In short, my friends, what I find that I am saying is that our schizophrenic patient is actually experiencing inadvertently that same beatific ocean deep which the yogi and saint are ever striving to enjoy: except that, whereas they are swimming in it, he is drowning.

There may come next, according to a number of accounts, the sense of a terrific task ahead with dangers to be met and mastered; but also a presentiment of invisible helpful presences that may guide and help one through. These are the gods, the guardian daemons or angels: innate powers of the psyche, fit to meet and to master the torturing, swallowing, or shattering negative forces. And if one has the courage to press on, there will be experienced, finally, in a terrible rapture, a culminating overwhelming crisis—or even a series of such culminations, more than can be borne.

These crises are mainly of four typical sorts, according to the kinds of difficulty that will have conduced to the regressus in the first place. For instance, a person who in childhood has been deprived of essential love, brought up in a home of little or no care, but only authority, rigor, and commands, or in a house of tumult and wrath, a drunken father raging about, or the like, will have been seeking in his backward voyage a reorientation and centering of his life in love. Accordingly, the culmination (when he will have broken back to the start of his biography and even beyond, to a sense of the erotic first impulse to life) will be a discovery of a center in his own heart of tenderness and of love in which he can rest. That will have been the aim and meaning of his entire backward quest. And its realization will be represented through an experience, one way or another, of some sort of visionary fulfillment of a "sacred union" with a wifely mothering (or simply a mothering) presence.

Or if it had been a household in which the father had been nobody, a nothing, of no force in the home at all; where there had been no sense of paternal authority, no one of masculine presence who could be honored and respected, but only a clutter of domestic details and disordered feminine concerns, the quest will have been for a decent father image, and that is what will have to be found: some sort of symbolic realization of supernatural daughterhood or sonship to a father.

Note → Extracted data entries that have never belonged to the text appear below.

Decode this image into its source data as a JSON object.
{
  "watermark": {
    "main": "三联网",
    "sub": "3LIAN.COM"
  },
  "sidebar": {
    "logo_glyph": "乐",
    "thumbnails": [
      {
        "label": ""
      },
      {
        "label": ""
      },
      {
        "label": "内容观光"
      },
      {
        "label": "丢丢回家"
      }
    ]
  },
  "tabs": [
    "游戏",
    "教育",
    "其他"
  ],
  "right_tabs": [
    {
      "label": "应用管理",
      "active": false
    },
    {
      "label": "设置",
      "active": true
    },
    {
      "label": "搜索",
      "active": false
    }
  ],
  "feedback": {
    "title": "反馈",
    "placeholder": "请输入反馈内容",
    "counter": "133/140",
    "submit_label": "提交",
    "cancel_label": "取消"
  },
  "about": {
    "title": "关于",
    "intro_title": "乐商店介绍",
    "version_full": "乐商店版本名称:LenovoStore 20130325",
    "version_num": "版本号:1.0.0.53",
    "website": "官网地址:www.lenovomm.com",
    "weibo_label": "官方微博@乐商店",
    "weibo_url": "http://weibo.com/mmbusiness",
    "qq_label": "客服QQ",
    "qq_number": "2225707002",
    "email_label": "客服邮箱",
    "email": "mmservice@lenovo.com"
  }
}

A third domestic situation of significant emotional deprivation is that of the child who feels itself to have been excluded from its family circle, treated as though not wanted; or with no family at all. In cases, for example, of a second marriage, where a second family has come along, a child of the first may feel and actually find itself excluded, thrown away, or left behind. The old fairy-tale theme of the wicked stepmother and stepsisters is relevant here. What such an excluded one will be striving for in his inward lonely journey will be the finding or the fashioning of a center—not a family center, but a world center—of which he will be the pivotal being. Dr. Perry told me of the case of a schizophrenic patient who was so completely and profoundly cut off that no one could establish any communication with him at all. One day, this poor mute person, in the doctor's presence, drew a crude circle, and then just placed the point of his pencil in the middle of it. Dr. Perry stooped and said to him, "You are in the center, aren't you! Aren't you!" And that message got through, initiating the course of a return.

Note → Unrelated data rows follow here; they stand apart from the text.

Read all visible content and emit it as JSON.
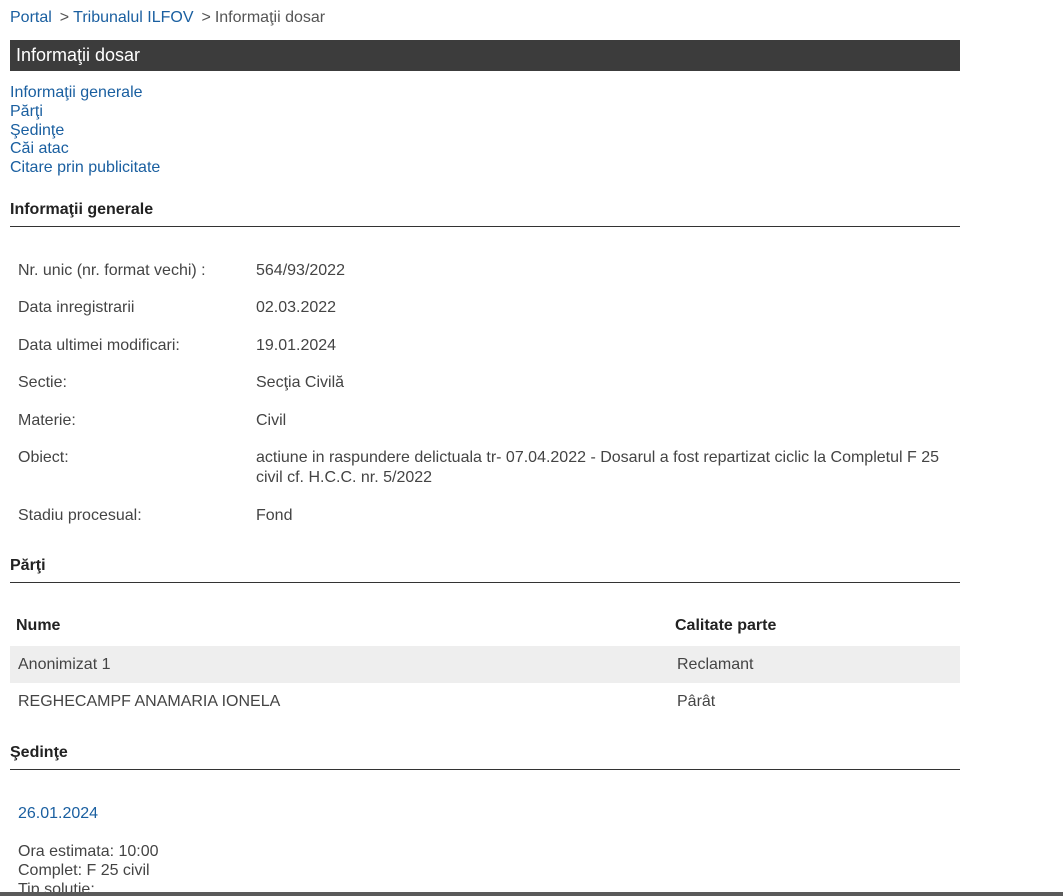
{
  "breadcrumb": {
    "items": [
      "Portal",
      "Tribunalul ILFOV"
    ],
    "separator": ">",
    "current": "Informaţii dosar"
  },
  "title": "Informaţii dosar",
  "anchor_nav": [
    "Informaţii generale",
    "Părţi",
    "Şedinţe",
    "Căi atac",
    "Citare prin publicitate"
  ],
  "sections": {
    "general": "Informaţii generale",
    "parties": "Părţi",
    "hearings": "Şedinţe"
  },
  "general_info": [
    {
      "label": "Nr. unic (nr. format vechi) :",
      "value": "564/93/2022"
    },
    {
      "label": "Data inregistrarii",
      "value": "02.03.2022"
    },
    {
      "label": "Data ultimei modificari:",
      "value": "19.01.2024"
    },
    {
      "label": "Sectie:",
      "value": "Secţia Civilă"
    },
    {
      "label": "Materie:",
      "value": "Civil"
    },
    {
      "label": "Obiect:",
      "value": "actiune in raspundere delictuala tr- 07.04.2022 - Dosarul a fost repartizat ciclic la Completul F 25 civil cf. H.C.C. nr. 5/2022"
    },
    {
      "label": "Stadiu procesual:",
      "value": "Fond"
    }
  ],
  "parties": {
    "headers": [
      "Nume",
      "Calitate parte"
    ],
    "rows": [
      {
        "name": "Anonimizat 1",
        "role": "Reclamant"
      },
      {
        "name": "REGHECAMPF ANAMARIA IONELA",
        "role": "Pârât"
      }
    ]
  },
  "hearing": {
    "date": "26.01.2024",
    "lines": [
      "Ora estimata: 10:00",
      "Complet: F 25 civil",
      "Tip solutie:"
    ]
  },
  "colors": {
    "link": "#1a5fa0",
    "title_bar": "#3c3c3c",
    "row_shade": "#eeeeee"
  }
}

There is a perfectly fascinating inside report of a schizophrenic breakdown in the next-to-last chapter of Dr. R. D. Laing's book The Politics of Experience. This is an account given by a former Royal Navy commodore, now a sculptor, of a schizophrenic adventure of his own, at the culmination of which he experienced a fourth type of realization: a sense of sheer light, the sense of a terribly dangerous, overpowering light to be encountered and endured. His account suggests very strongly the Buddha-light described in the Tibetan Book of the Dead, which is supposed to be experienced immediately upon death, and which, if endured, yields release from rebirth but is for most too great to bear. [Close quote.]